Communities of practice in agriculture need to share information about regional developments in the use of data intensive activities such as Internet of Things embedded in agricultural machinery or irrigation devices, and the development of decision-making support tools that rely on climatic and remote sensing data sources. A community of practice can ensure that these developments are informed by local farmers’ traditional knowledge and that they preserve and protect cultural and agrobiodiversity. The FAIR and CARE guiding principles help us to move forward towards linked data and bridging gaps that will allow many diverse communities to connect and share experiences for a more sustainable food production environment.

Addressing these challenges, the Research Data Alliance (RDA) has been a home for the Interest Group on Agricultural Data (IGAD) since 2013. This chapter reflected on the lessons learnt from the IGAD community of practice in its attempts to include new voices from around the world. As in Lave and Wenger (1991, p. 100), the focus of the community of practice is to provide the members with “access to a wide range of ongoing activity, old-timers, and other members of the community; and to information, resources, and opportunities for participation”.

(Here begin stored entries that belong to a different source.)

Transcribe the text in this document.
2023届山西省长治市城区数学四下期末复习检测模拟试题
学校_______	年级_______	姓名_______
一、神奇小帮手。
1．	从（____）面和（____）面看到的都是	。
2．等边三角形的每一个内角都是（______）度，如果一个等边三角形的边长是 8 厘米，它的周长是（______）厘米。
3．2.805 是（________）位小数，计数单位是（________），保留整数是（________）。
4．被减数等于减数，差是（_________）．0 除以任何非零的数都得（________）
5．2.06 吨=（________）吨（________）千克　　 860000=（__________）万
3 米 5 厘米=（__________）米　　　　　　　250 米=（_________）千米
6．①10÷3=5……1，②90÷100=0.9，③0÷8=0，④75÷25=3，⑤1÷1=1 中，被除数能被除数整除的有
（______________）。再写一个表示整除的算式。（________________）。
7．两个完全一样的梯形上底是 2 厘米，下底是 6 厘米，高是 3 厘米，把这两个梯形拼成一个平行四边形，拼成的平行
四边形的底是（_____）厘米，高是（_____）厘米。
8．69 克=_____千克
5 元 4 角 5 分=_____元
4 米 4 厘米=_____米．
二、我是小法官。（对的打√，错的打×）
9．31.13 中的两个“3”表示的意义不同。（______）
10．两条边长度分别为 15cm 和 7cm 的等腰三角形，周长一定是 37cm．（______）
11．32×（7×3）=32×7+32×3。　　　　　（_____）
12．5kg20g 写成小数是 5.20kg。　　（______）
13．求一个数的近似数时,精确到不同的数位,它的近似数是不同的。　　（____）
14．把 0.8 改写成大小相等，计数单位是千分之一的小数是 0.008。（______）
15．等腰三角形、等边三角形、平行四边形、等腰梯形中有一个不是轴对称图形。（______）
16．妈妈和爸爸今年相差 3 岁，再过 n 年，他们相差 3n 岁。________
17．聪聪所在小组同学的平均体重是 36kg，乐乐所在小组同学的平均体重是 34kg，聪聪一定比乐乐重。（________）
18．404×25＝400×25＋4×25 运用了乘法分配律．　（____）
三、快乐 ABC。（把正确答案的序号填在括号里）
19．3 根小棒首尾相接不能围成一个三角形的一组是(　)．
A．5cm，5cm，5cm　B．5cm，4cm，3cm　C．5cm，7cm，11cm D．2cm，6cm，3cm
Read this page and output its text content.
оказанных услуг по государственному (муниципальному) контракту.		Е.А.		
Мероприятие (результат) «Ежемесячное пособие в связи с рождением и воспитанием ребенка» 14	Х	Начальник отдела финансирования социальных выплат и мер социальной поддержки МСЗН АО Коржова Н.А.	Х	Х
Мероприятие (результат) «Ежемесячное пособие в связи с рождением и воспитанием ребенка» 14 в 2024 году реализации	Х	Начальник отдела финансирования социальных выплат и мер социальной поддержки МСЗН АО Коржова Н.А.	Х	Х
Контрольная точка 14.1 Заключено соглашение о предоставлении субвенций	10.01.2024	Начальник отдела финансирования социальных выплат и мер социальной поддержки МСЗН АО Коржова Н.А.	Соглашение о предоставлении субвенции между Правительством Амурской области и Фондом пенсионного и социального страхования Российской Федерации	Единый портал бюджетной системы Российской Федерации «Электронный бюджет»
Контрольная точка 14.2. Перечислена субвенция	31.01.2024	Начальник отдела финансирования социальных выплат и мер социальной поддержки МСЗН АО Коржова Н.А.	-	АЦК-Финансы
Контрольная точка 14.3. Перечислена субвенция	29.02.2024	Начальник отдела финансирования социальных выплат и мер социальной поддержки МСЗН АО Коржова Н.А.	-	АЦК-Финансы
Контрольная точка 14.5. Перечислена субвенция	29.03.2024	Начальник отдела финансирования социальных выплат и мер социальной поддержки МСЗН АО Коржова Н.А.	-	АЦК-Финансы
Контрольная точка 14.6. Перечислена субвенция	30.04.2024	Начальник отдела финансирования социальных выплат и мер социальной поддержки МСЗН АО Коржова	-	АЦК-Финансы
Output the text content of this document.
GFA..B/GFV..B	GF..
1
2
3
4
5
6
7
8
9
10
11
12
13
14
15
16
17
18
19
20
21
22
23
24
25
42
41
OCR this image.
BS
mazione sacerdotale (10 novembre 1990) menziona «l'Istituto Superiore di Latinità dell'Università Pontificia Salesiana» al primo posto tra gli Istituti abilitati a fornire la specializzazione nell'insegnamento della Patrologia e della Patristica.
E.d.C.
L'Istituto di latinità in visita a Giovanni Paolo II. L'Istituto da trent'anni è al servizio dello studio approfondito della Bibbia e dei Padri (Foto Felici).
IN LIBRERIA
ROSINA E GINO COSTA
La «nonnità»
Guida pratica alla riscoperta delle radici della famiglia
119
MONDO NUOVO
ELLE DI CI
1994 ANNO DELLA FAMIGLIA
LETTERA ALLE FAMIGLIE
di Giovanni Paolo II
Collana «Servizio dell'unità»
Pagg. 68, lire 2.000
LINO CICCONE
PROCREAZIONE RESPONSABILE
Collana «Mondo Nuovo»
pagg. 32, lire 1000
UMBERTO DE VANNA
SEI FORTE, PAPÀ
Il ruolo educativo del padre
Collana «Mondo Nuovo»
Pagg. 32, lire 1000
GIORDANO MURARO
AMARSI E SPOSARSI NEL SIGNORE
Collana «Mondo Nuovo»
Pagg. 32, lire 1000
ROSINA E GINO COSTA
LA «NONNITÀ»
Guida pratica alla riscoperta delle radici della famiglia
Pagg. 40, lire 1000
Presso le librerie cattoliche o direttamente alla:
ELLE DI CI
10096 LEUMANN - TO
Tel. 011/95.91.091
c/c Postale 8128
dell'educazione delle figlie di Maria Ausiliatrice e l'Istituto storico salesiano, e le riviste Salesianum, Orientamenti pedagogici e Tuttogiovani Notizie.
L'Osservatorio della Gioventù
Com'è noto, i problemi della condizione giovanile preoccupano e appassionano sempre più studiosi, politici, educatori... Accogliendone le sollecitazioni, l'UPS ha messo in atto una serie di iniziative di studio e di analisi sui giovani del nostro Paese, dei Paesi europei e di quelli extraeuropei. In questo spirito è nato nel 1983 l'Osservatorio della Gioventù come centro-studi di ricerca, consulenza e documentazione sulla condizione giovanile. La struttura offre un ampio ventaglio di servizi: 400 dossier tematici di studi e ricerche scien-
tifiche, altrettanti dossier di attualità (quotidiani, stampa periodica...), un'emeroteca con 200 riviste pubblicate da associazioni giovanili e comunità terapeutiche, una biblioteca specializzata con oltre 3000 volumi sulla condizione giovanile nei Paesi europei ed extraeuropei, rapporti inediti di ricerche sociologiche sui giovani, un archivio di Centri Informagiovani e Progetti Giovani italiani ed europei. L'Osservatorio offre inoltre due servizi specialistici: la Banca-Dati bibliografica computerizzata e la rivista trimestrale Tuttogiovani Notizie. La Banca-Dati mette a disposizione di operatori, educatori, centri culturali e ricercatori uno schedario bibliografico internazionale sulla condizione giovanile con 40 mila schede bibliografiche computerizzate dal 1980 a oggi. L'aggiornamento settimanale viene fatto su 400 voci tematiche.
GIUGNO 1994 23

The convening power of the RDA provides many advantages, such as the ability to sustain multiple threads of interdisciplinary work, and worldwide networking. Several important working groups have been supported by IGAD such as an emerging crop data interoperability working group.

IGAD regularly convenes some meetings outside the RDA Plenaries to allow for participation from practitioners with fewer resources. FAIR data (Findable, Accessible, Interoperable, and Reusable) has been a frequent topic of discussion. In recent years, virtual sessions have expanded the conversations even more to enable global participation. For example, in the US, several workshops have addressed the need for progress on issues relating to farmer data ownership and privacy; these are informed by work happening in Europe, but ideas will need to be re-grounded and modified to cultural and legal practices elsewhere. For plant data in particular, ideas about land races and nomenclature from the Biodiversity Information Standards (TDWG) could be combined with the work of the CGIAR institutes to provide more seamless access to indigenous knowledge.

In Brazil, several efforts to support data driven decision-making in the field could serve as models for other IGAD members. For instance, as we have discussed, the Brazilian Agricultural Research Corporation (Embrapa) has implemented data services through APIs that provide real-time data on climate, productivity and most favorable days for planting different crops. Diverse agrifood products traditionally grown by local populations are also getting more emphasis in Brazil and agrobiodiversity data standards are being improved by collaborative work from several organizations.

Collaboration is a keyword behind the creation of a Brazilian GO-FAIR Implementation Network focused on agriculture. Like the Brazilian example, geographic barriers should not prevent the global agricultural research data community from actively participating in the IGAD CoP.